Martins considered the “atypical” nature of the meeting, since “instead of focusing on projecting growth models with the risks of the business (weather, prices), we will have to use our imagination to glimpse the future national political-economic context”.

“There is an agro-industrial chain willing to continue risking its own working capital and that of third parties, in an environment in which, in economic terms, this value chain suffered a worse negative impact than the pandemic”he asserted.

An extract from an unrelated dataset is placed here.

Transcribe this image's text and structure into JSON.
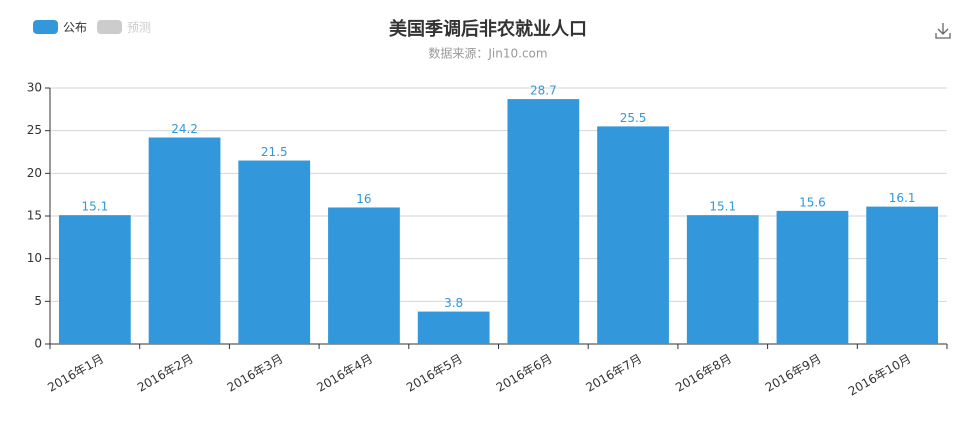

He also objected that during the pandemic “vast affected sectors received support policies and/or measures”, something that, he assured, “was not replicated” with the agricultural sector, “neither to alleviate the losses nor to finance ‘the revenge'” , in reference to recovery after Social, Preventive and Compulsory Isolation (ASPO).

“We need an understanding of our activity from politics,” he remarked, to explain that he was not claiming “no subsidies or perks, only a scenario of clear, sustainable rules that provide predictability to invest, generate foreign currency and employment in a federal manner.”

In this regard, in his double capacity as president of the Grain Exchange and of the CAA, he recalled that the latter entity presented in 2020 “an industrial policy plan for the next 10 years, with several axes not only in the sector, seeking to contribute to a reasonable macroeconomics and focused on job creation, the only way to reduce the current poverty rates”.

This proposal, he pointed out, “is not written in stone”, but rather “was prepared responsibly, including sectors outside our activity to generate a positive economic impact.” “Improve it, add your imprint, please don’t box it,” she demanded.

For his part, the specialist in Agroclimatology, Eduardo Sierra, said that “The fine campaign is going to make us suffer; the potential is there, but we are going to be at the limit.”

“For the next 15 years we will have to learn to work with climates like this and by working well, many things can be done, but if we continue to wait for years with excess water, we will be left with the desire,” he said.

In a review of the situation predicted for the coming months, he indicated that, next June, “the cavalry arrives” and the humidity conditions will improve, but “it is not the flooding El Niño” but “a Little Boy.”

After a July in which “the humidity remains,” Sierra remarked that, according to weather forecasts, August will be “the first month in which there will be more or less water everywhere.”